Neue Therapien gegen den Krebs

Münster – Mit Krebs im Leben stehen – der Titel des Informationstages der Münsteraner Allianz gegen Krebs (MAgKs) mag auf den ersten Blick etwas seltsam klingen, haben die meisten Betroffenen doch zunächst Angst, ihr Leben könnte sich dem Ende neigen. Doch die Diagnose Krebs ist heutzutage nicht mehr automatisch ein Todesurteil. Im Gegenteil: Die moderne Medizin ermöglicht vielen Betroffenen ein längeres Leben mit durchaus hoher Lebensqualität. Welche neuen Therapien dazu beitragen und wie sich die Selbstuntersuchung oder auch die Früherkennung darauf auswirken, erfuhren Betroffene, Angehörige und alle Interessierten beim Infotag der MAgKs am Mittwoch, 17. Februar, von 10 bis 14.30 Uhr in der Bezirksregierung Münster.

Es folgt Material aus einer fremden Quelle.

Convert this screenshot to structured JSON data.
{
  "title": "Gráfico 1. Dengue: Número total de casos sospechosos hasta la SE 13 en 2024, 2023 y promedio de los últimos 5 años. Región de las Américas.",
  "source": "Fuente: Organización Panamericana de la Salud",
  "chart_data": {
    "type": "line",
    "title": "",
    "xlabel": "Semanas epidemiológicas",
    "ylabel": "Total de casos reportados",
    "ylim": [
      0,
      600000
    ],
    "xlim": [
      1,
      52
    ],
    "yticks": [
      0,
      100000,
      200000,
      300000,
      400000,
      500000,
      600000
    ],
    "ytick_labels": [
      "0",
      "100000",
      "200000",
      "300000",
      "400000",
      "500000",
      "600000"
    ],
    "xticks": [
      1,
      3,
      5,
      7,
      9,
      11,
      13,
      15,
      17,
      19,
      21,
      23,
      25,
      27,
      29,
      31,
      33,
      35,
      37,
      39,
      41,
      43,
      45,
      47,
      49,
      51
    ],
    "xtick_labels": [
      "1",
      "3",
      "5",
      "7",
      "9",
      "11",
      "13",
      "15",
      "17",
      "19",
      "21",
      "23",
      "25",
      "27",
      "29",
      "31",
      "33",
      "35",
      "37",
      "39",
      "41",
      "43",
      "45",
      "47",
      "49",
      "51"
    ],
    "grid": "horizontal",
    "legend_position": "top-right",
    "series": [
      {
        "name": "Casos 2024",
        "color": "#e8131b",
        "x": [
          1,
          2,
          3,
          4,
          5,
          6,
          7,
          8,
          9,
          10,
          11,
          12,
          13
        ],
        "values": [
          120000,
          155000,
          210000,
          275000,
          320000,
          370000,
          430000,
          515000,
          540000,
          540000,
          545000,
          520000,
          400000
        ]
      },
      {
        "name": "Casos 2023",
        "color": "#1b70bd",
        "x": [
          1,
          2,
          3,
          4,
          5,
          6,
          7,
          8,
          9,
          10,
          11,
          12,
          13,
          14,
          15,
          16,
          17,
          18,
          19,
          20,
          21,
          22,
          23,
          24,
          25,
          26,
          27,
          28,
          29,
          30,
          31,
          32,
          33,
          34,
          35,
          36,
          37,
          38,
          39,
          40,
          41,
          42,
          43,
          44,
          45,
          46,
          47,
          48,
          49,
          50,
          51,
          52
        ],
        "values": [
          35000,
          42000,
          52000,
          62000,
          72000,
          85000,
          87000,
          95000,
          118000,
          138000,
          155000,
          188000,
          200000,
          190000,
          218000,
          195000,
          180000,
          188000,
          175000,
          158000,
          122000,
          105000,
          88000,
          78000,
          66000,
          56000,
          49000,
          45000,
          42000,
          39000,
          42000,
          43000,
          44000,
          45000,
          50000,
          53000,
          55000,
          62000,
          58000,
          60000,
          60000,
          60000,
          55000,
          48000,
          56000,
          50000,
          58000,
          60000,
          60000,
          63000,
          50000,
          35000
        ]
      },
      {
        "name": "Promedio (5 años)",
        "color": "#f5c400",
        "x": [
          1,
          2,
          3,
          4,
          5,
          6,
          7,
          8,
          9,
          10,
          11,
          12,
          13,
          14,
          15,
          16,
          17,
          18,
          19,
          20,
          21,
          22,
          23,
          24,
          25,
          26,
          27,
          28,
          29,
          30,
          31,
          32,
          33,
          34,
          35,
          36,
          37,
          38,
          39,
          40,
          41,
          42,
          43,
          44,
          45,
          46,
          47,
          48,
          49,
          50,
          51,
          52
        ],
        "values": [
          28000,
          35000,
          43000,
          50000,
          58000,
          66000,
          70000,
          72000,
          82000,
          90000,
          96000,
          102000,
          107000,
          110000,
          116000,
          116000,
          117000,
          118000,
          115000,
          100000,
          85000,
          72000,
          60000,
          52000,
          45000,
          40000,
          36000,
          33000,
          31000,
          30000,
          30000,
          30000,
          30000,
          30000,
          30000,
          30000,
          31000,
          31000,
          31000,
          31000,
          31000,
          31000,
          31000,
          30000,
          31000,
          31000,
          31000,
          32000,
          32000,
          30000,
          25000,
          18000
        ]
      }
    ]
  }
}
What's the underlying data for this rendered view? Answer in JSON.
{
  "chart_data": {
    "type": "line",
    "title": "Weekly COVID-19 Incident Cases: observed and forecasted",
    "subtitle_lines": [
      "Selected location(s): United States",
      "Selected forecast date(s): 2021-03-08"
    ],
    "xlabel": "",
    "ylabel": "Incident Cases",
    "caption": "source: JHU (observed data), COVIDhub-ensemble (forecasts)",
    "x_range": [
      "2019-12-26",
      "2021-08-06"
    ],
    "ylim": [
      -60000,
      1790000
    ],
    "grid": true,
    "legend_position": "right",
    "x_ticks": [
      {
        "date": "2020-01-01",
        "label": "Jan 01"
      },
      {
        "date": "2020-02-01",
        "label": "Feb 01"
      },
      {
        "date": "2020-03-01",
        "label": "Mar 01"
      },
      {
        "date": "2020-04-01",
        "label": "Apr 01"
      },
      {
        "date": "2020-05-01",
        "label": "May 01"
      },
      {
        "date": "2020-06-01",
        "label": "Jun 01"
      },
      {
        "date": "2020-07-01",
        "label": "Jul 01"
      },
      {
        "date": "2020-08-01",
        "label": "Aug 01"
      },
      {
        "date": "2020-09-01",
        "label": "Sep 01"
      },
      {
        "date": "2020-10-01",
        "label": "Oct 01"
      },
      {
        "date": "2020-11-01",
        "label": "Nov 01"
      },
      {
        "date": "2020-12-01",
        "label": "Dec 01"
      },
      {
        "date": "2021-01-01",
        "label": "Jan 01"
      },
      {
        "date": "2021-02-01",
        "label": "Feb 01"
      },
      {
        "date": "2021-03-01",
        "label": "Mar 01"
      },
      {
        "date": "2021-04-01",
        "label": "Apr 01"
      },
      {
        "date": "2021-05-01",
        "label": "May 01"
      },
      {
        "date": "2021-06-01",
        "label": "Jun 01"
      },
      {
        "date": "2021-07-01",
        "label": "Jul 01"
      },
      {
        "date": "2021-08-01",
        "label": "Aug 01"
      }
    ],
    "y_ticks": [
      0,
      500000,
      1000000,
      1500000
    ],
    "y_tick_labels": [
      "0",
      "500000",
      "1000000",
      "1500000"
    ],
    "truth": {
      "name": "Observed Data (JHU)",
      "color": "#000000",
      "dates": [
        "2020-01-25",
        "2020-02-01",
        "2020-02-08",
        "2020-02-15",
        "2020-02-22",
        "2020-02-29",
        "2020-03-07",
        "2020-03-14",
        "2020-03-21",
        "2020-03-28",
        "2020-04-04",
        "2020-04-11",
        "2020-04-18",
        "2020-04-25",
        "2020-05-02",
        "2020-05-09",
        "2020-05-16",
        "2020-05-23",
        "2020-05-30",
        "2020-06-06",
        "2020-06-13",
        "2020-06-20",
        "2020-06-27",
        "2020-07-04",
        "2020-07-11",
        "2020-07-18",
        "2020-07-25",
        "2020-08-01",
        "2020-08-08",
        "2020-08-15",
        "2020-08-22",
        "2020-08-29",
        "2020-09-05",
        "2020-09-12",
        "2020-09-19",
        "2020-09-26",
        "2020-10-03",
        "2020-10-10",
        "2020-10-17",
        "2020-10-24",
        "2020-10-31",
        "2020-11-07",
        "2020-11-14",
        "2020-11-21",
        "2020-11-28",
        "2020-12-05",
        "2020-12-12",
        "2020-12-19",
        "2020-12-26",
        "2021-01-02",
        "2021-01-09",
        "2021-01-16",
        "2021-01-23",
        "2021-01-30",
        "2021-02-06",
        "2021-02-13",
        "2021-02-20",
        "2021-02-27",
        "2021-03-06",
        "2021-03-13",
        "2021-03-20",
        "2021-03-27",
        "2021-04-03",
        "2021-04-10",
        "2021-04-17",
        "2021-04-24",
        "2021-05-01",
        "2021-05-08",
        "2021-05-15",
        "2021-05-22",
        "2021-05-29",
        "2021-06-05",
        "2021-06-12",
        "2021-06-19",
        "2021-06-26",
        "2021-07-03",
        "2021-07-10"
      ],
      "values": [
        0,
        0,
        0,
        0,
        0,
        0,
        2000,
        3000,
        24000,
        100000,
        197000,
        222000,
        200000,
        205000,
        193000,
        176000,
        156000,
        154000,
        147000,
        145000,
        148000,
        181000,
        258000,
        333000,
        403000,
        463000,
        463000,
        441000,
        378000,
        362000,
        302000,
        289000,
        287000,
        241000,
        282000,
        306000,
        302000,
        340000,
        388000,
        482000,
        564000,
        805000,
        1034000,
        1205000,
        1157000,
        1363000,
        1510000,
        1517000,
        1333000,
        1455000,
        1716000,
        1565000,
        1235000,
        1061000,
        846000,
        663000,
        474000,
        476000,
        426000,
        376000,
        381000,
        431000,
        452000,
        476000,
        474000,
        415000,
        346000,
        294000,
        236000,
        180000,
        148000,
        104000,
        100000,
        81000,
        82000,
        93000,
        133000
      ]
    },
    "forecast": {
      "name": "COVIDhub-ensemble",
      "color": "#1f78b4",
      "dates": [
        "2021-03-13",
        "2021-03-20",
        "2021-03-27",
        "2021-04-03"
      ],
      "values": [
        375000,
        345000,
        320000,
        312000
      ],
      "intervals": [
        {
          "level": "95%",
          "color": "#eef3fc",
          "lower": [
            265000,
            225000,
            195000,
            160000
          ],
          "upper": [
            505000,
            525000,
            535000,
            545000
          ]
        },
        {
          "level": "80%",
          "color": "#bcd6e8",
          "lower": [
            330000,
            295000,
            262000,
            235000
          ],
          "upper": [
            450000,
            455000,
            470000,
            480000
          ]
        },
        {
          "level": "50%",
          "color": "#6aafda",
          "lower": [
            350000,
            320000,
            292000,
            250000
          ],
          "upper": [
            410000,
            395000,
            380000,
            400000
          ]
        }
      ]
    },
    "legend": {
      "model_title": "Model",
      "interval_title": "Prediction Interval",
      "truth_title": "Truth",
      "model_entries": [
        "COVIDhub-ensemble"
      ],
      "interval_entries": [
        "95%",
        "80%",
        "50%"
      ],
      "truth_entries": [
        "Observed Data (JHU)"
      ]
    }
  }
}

Die Betreuung aus einer Hand hat sich die MAgKs auf die Fahnen geschrieben. Durch den Zusammenschluss von Clemenshospital, Raphaelsklinik und Fachklinik Hornheide zur Allianz ist es möglich, das beste Ergebnis für den Patienten zu erzielen. Gemeinsam werden Diagnosen diskutiert und Behandlungen besprochen. Kurze Wege für den Patienten sind dabei ganz wichtig. Und nicht nur die medizinisch-pflegerische Versorgung spielt dabei eine Rolle, auch Psychoonkologen, Ernährungswissenschaftler und Selbsthilfegruppen arbeiten in der Allianz eng zum Wohle des Patienten zusammen. All diese Berufsgruppen präsentierten sich daher auch beim Patiententag, und standen den Besuchern für persönliche Gespräche zur Verfügung.

Selbsthilfegruppen

Bild: Bei der Talkrunde der Selbsthilfegruppen wurde dazu ermuntert, sich mit seinen Sorgen und Ängsten einer Gruppe anzuvertrauen.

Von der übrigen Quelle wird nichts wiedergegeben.